FRANCE 24 en reportage à N’Djamena – F24

Alors qu’un accord de non-agression a été signé à Dakar avec le Soudan, N’Djamena reste sous tension. Virginie Herz, grand reporter à FRANCE 24, s’est rendue sur place. Elle nous livre ses impressions sur la situation.

Samedi 15 mars 2008

Le déguerpissement est l’un des grands sujets conversation en ce moment dans la capitale tchadienne. Le déguerpissement, c’est le fait d’être forcé de quitter son domicile et de voir sa maison rasée par les autorités. C’est ce qui est arrivé à quelques milliers d’habitants de N’Djamena après la bataille de février. Officiellement, l’Etat récupère les terrains qui lui appartiennent et la mairie prévient en dessinant une croix sur les maisons concernées. Il s’agit d’un plan de restructuration de la ville prévu de longue date mais beaucoup accusent le gouvernement d’avoir profité de l’état d’urgence pour accélérer le processus sans que nul ne puisse réagir.

Le premier quartier qui a été visé est Goudji… une zone trop proche de l’aéroport, d’après les autorités, mais surtout un quartier habité en majorité par des Goranes, l’ethnie d’un des leaders de la rébellion. Près de la mosquée, seul bâtiment non rasé, quelques anciens se retrouvent et continuent de surveiller leur quartier où il ne reste plus que des décombres. Pour eux, c’est évident, « le gouvernement a voulu punir les habitants qui ont applaudi les rebelles« .

A plusieurs kilomètres de là, à Farcha, dans le centre de N’Djamena, même scénario d’habitations dévastées. Partout des personnes âgées qui errent dans les ruines ou récupèrent des briques. Rapidement ma caméra attire l’attention. Difficile de filmer et d’interroger les habitants sans provoquer rapidement un attroupement. Les enfants, bien sûr, ont envie de passer à la télévision, mais les adultes aussi, sont curieux de savoir ce que vient chercher une journaliste occidentale chez eux. En général, cela se finit sous un arbre, un peu à l’abri de la chaleur étouffante.

Une jeune mère de huit enfants, drapée de rouge, prend la parole et explique qu’on lui a donné trois jours pour quitter sa maison, sans qu’on lui propose ni compensation, ni relogement. La plupart de ses voisins sont dans le même cas. En attendant une aide du gouvernement, ils s’arrangent tant bien que mal en allant habiter chez des cousins ou en repartant dans leur village d’origine.

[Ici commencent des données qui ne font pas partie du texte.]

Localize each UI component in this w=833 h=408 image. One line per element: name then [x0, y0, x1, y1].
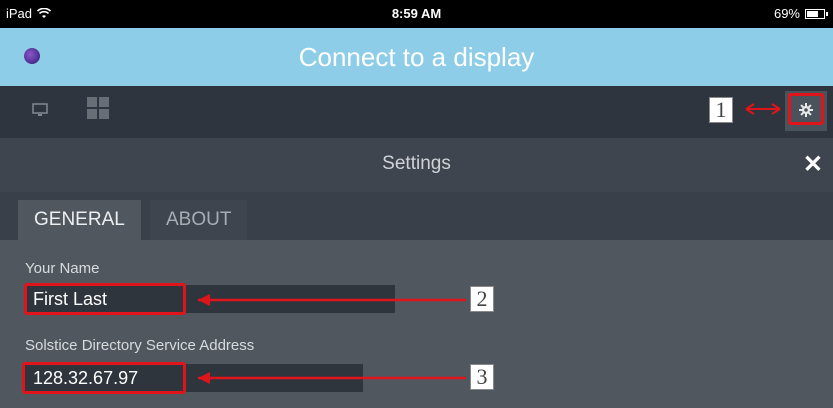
gear-highlight-box — [788, 93, 824, 125]
callout-2: 2 — [470, 286, 494, 312]
status-bar: iPad 8:59 AM 69% — [0, 0, 833, 28]
display-icon[interactable] — [32, 102, 48, 118]
tab-about[interactable]: ABOUT — [150, 200, 248, 240]
callout-1-arrow — [745, 103, 781, 115]
grid-icon[interactable] — [87, 97, 109, 119]
battery-icon — [805, 8, 828, 19]
status-right: 69% — [773, 6, 828, 21]
callout-2-arrow — [198, 294, 466, 306]
callout-3: 3 — [470, 364, 494, 390]
app-title: Connect to a display — [298, 42, 535, 72]
settings-tabs: GENERAL ABOUT — [0, 192, 833, 240]
status-time: 8:59 AM — [391, 6, 442, 21]
address-highlight-box — [22, 362, 186, 394]
directory-address-label: Solstice Directory Service Address — [25, 337, 255, 354]
settings-header: Settings ✕ — [0, 138, 833, 192]
app-header: Connect to a display — [0, 28, 833, 86]
name-highlight-box — [24, 283, 186, 315]
close-icon[interactable]: ✕ — [803, 150, 823, 179]
your-name-label: Your Name — [25, 260, 100, 277]
battery-fill — [807, 10, 819, 17]
battery-percent: 69% — [773, 6, 800, 21]
tab-general[interactable]: GENERAL — [18, 200, 141, 240]
callout-3-arrow — [198, 372, 466, 384]
settings-title: Settings — [382, 153, 451, 174]
callout-1: 1 — [709, 97, 733, 123]
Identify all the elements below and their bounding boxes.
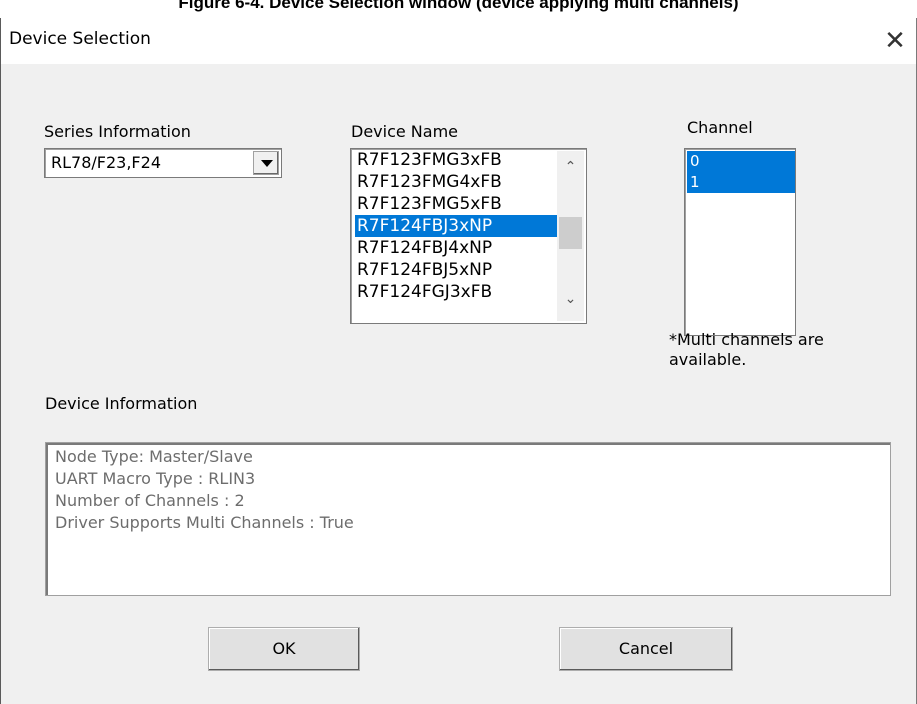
- device-list-item[interactable]: R7F123FMG4xFB: [355, 171, 560, 193]
- close-icon[interactable]: ✕: [875, 21, 915, 61]
- info-line: Number of Channels : 2: [55, 491, 245, 510]
- cancel-button[interactable]: Cancel: [559, 627, 733, 671]
- scrollbar-thumb[interactable]: [559, 217, 582, 249]
- series-information-label: Series Information: [44, 122, 191, 141]
- ok-button[interactable]: OK: [208, 627, 360, 671]
- device-list-item[interactable]: R7F124FBJ5xNP: [355, 259, 560, 281]
- info-line: Node Type: Master/Slave: [55, 447, 253, 466]
- device-list-item-selected[interactable]: R7F124FBJ3xNP: [355, 215, 560, 237]
- multi-channel-note: *Multi channels are available.: [669, 330, 824, 369]
- channel-list-item[interactable]: 0: [687, 151, 795, 172]
- device-name-label: Device Name: [351, 122, 459, 141]
- title-bar: Device Selection ✕: [1, 18, 916, 64]
- scroll-down-icon[interactable]: ⌄: [557, 291, 584, 307]
- series-dropdown-button[interactable]: [253, 151, 279, 175]
- figure-caption: Figure 6-4. Device Selection window (dev…: [178, 0, 739, 12]
- device-information-label: Device Information: [45, 394, 198, 413]
- device-list-item[interactable]: R7F124FBJ4xNP: [355, 237, 560, 259]
- device-selection-dialog: Device Selection ✕ Series Information RL…: [0, 18, 917, 704]
- window-title: Device Selection: [9, 29, 151, 49]
- channel-list-item[interactable]: 1: [687, 172, 795, 193]
- device-information-box: Node Type: Master/Slave UART Macro Type …: [45, 442, 891, 596]
- scroll-up-icon[interactable]: ⌃: [557, 159, 584, 175]
- channel-label: Channel: [687, 118, 753, 137]
- channel-listbox[interactable]: 0 1: [684, 148, 796, 336]
- series-combobox[interactable]: RL78/F23,F24: [44, 148, 282, 178]
- info-line: UART Macro Type : RLIN3: [55, 469, 256, 488]
- device-name-listbox[interactable]: R7F123FMG3xFB R7F123FMG4xFB R7F123FMG5xF…: [350, 148, 587, 324]
- device-list-scrollbar[interactable]: ⌃ ⌄: [557, 151, 584, 321]
- device-list-item[interactable]: R7F123FMG3xFB: [355, 149, 560, 171]
- device-list-item[interactable]: R7F123FMG5xFB: [355, 193, 560, 215]
- device-list-item[interactable]: R7F124FGJ3xFB: [355, 281, 560, 303]
- series-selected-value: RL78/F23,F24: [51, 153, 161, 172]
- chevron-down-icon: [261, 160, 273, 167]
- info-line: Driver Supports Multi Channels : True: [55, 513, 354, 532]
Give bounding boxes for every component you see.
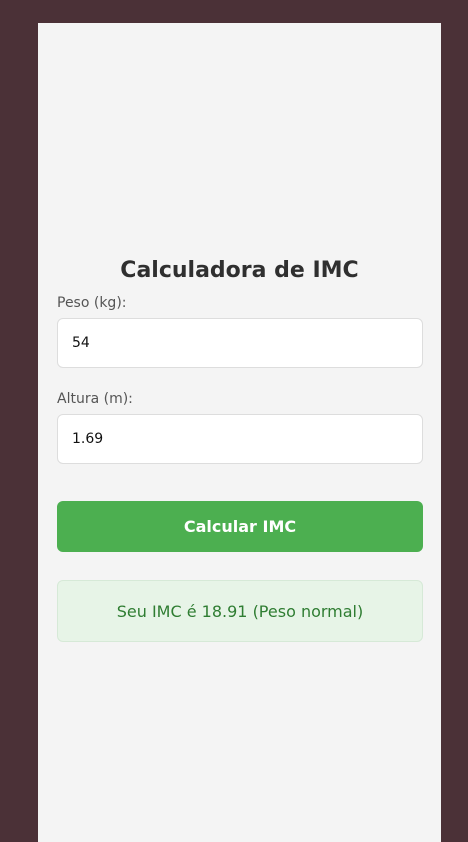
- weight-input[interactable]: [57, 318, 423, 368]
- result-box: Seu IMC é 18.91 (Peso normal): [57, 580, 423, 642]
- height-input[interactable]: [57, 414, 423, 464]
- weight-label: Peso (kg):: [57, 295, 127, 311]
- page-title: Calculadora de IMC: [120, 258, 359, 283]
- result-text: Seu IMC é 18.91 (Peso normal): [116, 601, 364, 621]
- height-label: Altura (m):: [57, 391, 133, 407]
- bmi-calculator-card: Calculadora de IMC Peso (kg): Altura (m)…: [38, 23, 441, 842]
- calculate-button[interactable]: Calcular IMC: [57, 501, 423, 552]
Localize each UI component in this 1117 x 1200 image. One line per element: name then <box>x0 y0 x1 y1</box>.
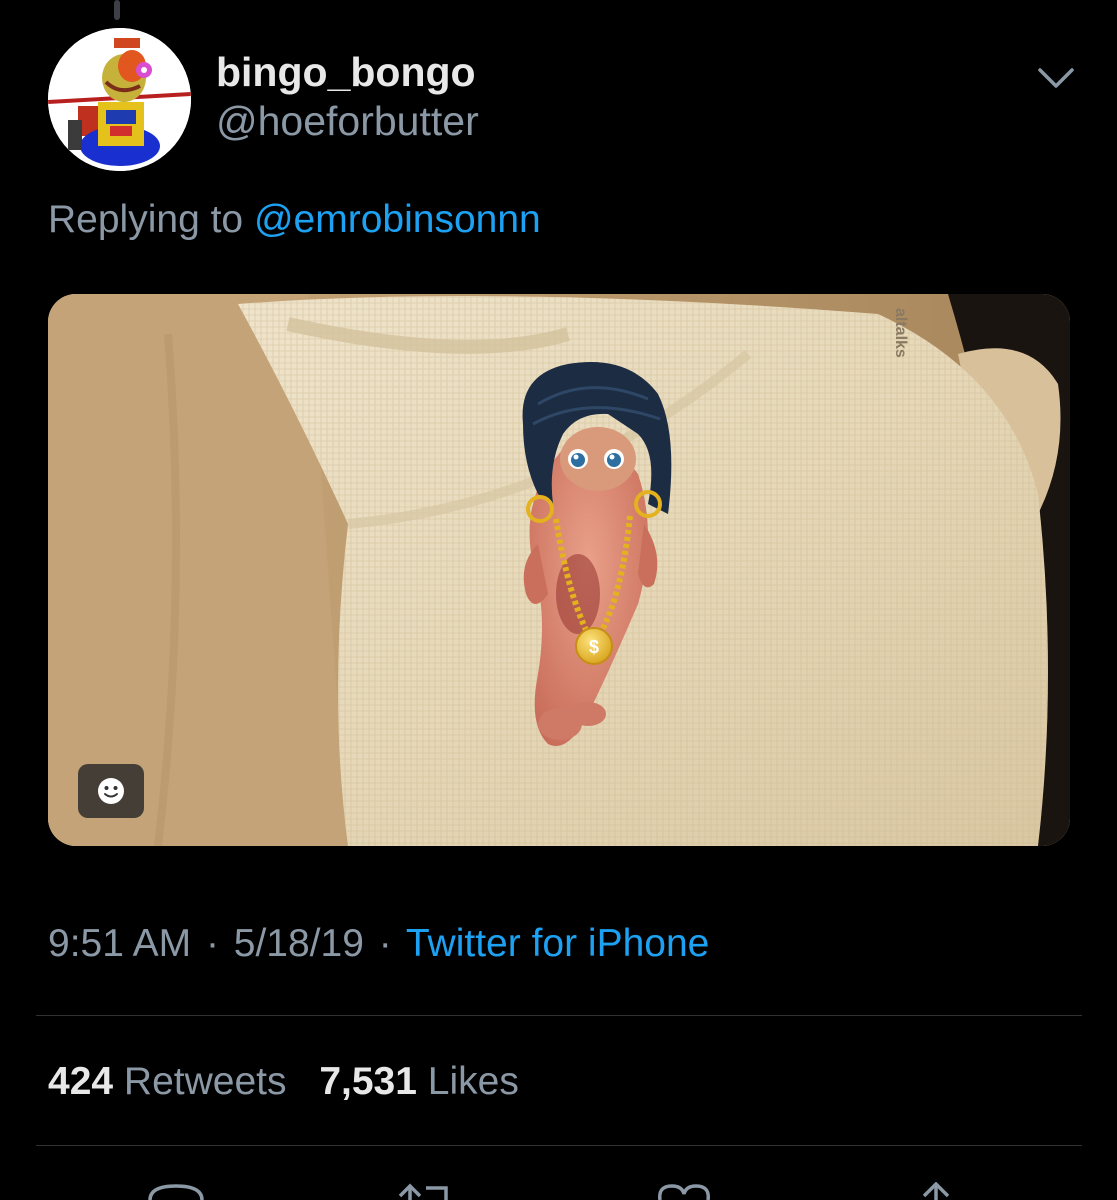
retweets-label: Retweets <box>123 1060 287 1103</box>
heart-icon <box>658 1184 710 1200</box>
retweets-count: 424 <box>48 1060 114 1103</box>
share-button[interactable] <box>906 1181 966 1200</box>
display-name[interactable]: bingo_bongo <box>216 48 479 96</box>
like-button[interactable] <box>654 1182 714 1200</box>
replying-to-mention[interactable]: @emrobinsonnn <box>254 198 541 241</box>
retweets-stat[interactable]: 424 Retweets <box>48 1060 297 1103</box>
meta-separator: · <box>378 922 392 965</box>
thread-connector-line <box>114 0 120 20</box>
retweet-icon <box>398 1183 448 1200</box>
user-handle[interactable]: @hoeforbutter <box>216 96 479 146</box>
share-icon <box>922 1181 950 1200</box>
media-image: altalks $ <box>48 294 1070 846</box>
reply-icon <box>148 1184 204 1200</box>
likes-stat[interactable]: 7,531 Likes <box>319 1060 519 1103</box>
tweet-date: 5/18/19 <box>233 922 364 965</box>
tweet-source-link[interactable]: Twitter for iPhone <box>406 922 709 965</box>
tweet-detail: bingo_bongo @hoeforbutter Replying to @e… <box>0 0 1117 1200</box>
smiley-icon <box>98 778 124 804</box>
tweet-time: 9:51 AM <box>48 922 192 965</box>
media-watermark: altalks <box>892 308 909 358</box>
action-bar <box>0 1181 1117 1200</box>
svg-text:$: $ <box>589 637 599 657</box>
reply-button[interactable] <box>146 1182 206 1200</box>
engagement-stats: 424 Retweets 7,531 Likes <box>48 1058 519 1106</box>
likes-count: 7,531 <box>319 1060 417 1103</box>
likes-label: Likes <box>427 1060 519 1103</box>
author-names[interactable]: bingo_bongo @hoeforbutter <box>216 48 479 146</box>
meta-separator: · <box>205 922 219 965</box>
more-options-button[interactable] <box>1034 60 1078 96</box>
avatar-image <box>48 28 191 171</box>
chevron-down-icon <box>1038 68 1074 88</box>
sticker-button[interactable] <box>78 764 144 818</box>
divider-top <box>36 1015 1082 1016</box>
tweet-metadata: 9:51 AM · 5/18/19 · Twitter for iPhone <box>48 920 709 968</box>
divider-bottom <box>36 1145 1082 1146</box>
retweet-button[interactable] <box>396 1182 456 1200</box>
replying-to-line: Replying to @emrobinsonnn <box>48 196 541 244</box>
tweet-media[interactable]: altalks $ <box>48 294 1070 846</box>
replying-to-label: Replying to <box>48 198 244 241</box>
avatar[interactable] <box>48 28 191 171</box>
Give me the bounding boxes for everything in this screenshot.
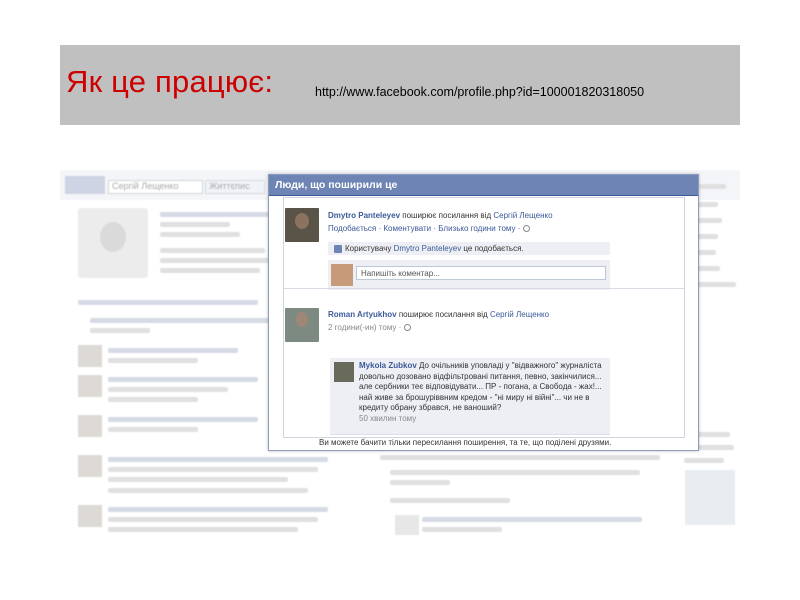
post-line [390, 480, 450, 485]
post-line [422, 517, 642, 522]
post-line [422, 527, 502, 532]
quote-time[interactable]: 50 хвилин тому [359, 414, 416, 423]
like-line-prefix: Користувачу [345, 244, 394, 253]
post-line [108, 387, 228, 392]
post-line [108, 477, 288, 482]
post-line [160, 248, 265, 253]
comment-avatar [78, 455, 102, 477]
shares-list: Dmytro Panteleyev поширює посилання від … [283, 197, 685, 438]
share-author-avatar[interactable] [285, 208, 319, 242]
sidebar-line [684, 458, 724, 463]
post-line [390, 470, 640, 475]
sidebar-photo [685, 470, 735, 525]
post-line [108, 397, 198, 402]
share-author-avatar[interactable] [285, 308, 319, 342]
post-line [108, 427, 198, 432]
post-line [108, 527, 298, 532]
share-header: Dmytro Panteleyev поширює посилання від … [328, 211, 553, 220]
facebook-logo [65, 176, 105, 194]
post-line [78, 300, 258, 305]
share-author-link[interactable]: Roman Artyukhov [328, 310, 397, 319]
sidebar-line [696, 218, 722, 223]
post-line [390, 498, 510, 503]
share-action-text: поширює посилання від [396, 310, 490, 319]
post-line [160, 258, 270, 263]
post-line [160, 212, 270, 217]
comment-avatar [78, 505, 102, 527]
share-time-text[interactable]: 2 години(-ин) тому · [328, 323, 401, 332]
sidebar-line [696, 282, 736, 287]
share-source-link[interactable]: Сергій Лещенко [493, 211, 552, 220]
like-line-suffix: це подобається. [461, 244, 524, 253]
quote-author-avatar[interactable] [334, 362, 354, 382]
profile-avatar [78, 208, 148, 278]
sidebar-line [696, 234, 718, 239]
quote-author-link[interactable]: Mykola Zubkov [359, 361, 417, 370]
share-header: Roman Artyukhov поширює посилання від Се… [328, 310, 549, 319]
quote-body: Mykola Zubkov До очільників уповладі у "… [359, 361, 607, 425]
globe-icon [403, 324, 411, 332]
sidebar-line [696, 266, 720, 271]
profile-url-link[interactable]: http://www.facebook.com/profile.php?id=1… [315, 85, 644, 99]
share-action-text: поширює посилання від [400, 211, 494, 220]
comment-input[interactable]: Напишіть коментар... [356, 266, 606, 280]
post-line [108, 348, 238, 353]
post-line [160, 268, 260, 273]
commenter-avatar [331, 264, 353, 286]
share-source-link[interactable]: Сергій Лещенко [490, 310, 549, 319]
shared-comment: Mykola Zubkov До очільників уповладі у "… [330, 358, 610, 435]
post-line [108, 488, 308, 493]
sidebar-line [696, 250, 716, 255]
post-line [160, 222, 230, 227]
dialog-title: Люди, що поширили це [275, 179, 398, 191]
post-line [90, 328, 150, 333]
post-line [108, 507, 328, 512]
profile-name-box[interactable]: Сергій Лещенко [108, 180, 203, 194]
share-author-link[interactable]: Dmytro Panteleyev [328, 211, 400, 220]
sidebar-line [696, 202, 718, 207]
comment-avatar [78, 375, 102, 397]
dialog-titlebar: Люди, що поширили це [269, 175, 698, 196]
comment-avatar [395, 515, 419, 535]
post-line [108, 417, 258, 422]
share-divider [284, 288, 684, 289]
share-actions-text[interactable]: Подобається · Коментувати · Близько годи… [328, 224, 520, 233]
thumbs-up-icon [334, 244, 342, 253]
post-line [108, 457, 328, 462]
post-line [380, 455, 660, 460]
dialog-footer: Ви можете бачити тільки пересилання поши… [319, 438, 612, 447]
nav-tab-timeline[interactable]: Життєпис [205, 180, 265, 194]
share-timestamp: 2 години(-ин) тому · [328, 323, 411, 332]
slide-title: Як це працює: [66, 64, 274, 99]
post-line [160, 232, 240, 237]
comment-avatar [78, 345, 102, 367]
globe-icon [522, 225, 530, 233]
shares-dialog: Люди, що поширили це Dmytro Panteleyev п… [268, 174, 699, 451]
sidebar-line [696, 184, 726, 189]
like-line: Користувачу Dmytro Panteleyev це подобає… [334, 244, 524, 253]
comment-avatar [78, 415, 102, 437]
share-actions: Подобається · Коментувати · Близько годи… [328, 224, 530, 233]
post-line [108, 517, 318, 522]
post-line [108, 467, 318, 472]
post-line [108, 377, 258, 382]
post-line [108, 358, 198, 363]
like-user-link[interactable]: Dmytro Panteleyev [394, 244, 462, 253]
post-line [90, 318, 270, 323]
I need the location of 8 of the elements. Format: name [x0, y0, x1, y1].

Le maire de la capitale assure que des logements sont en construction. Ces déguerpissements se font dans le cadre d’un plan d’urbanisation, tout comme d’ailleurs, la construction d’un fossé autour de la capitale. Le maire appelle ça un « canal » sensé régler les problèmes d’évacuation des eaux et qui pourrait même se développer en boulevard périphérique. Mais la population est sceptique. Pour beaucoup, il s’agit d’une tranchée défensive en cas de nouvelle attaque rebelle, une tranchée qui alimente les inquiétudes quant à l’avenir.

Vendredi 14 mars

Vol de nuit, arrivée sous un soleil voilé. A travers le hublot, une brume de poussière empêche de distinguer N’Djamena du désert environnant. Un désert plat et uniforme, loin des dunes et des oasis qu’on peut voir dans les atlas pour enfants. La capitale tchadienne ne présente aucun relief. Peu de maisons dépassent les deux étages et, si l’on fait abstraction des voitures, il est aisé de songer à l’époque où N’Djamena était une garnison construite par les Français au milieu de nul part et s’appelait Fort Lamy.

Ici la guerre latente fait partie du quotidien. Hier encore, le gouvernement a prévenu que des rebelles, soutenus par le Soudan, avaient traversé la frontière, réveillant les craintes d’une nouvelle attaque. La dernière date de février, quand les rebelles ont menacé pendant deux jours le pouvoir au sein même de la capitale. La population est inquiète, incertaine. Mais plus que par les rebelles, elle semble terrorisée par les exactions commises la nuit par des soldats et des policiers qui profitent du couvre-feu pour régler leur compte. Officiellement, il s’agit d’agents véreux qui « agissent pour leur propre compte« , explique le chef de la police dans un journal local de deux pages qui peut encore publier pendant l’état d’urgence instauré il y a un peu plus d’un mois. La plupart des autres médias, les radios privées notamment, ne diffusent plus de journaux parlés en raison du régime de « l’autocensure préalable« .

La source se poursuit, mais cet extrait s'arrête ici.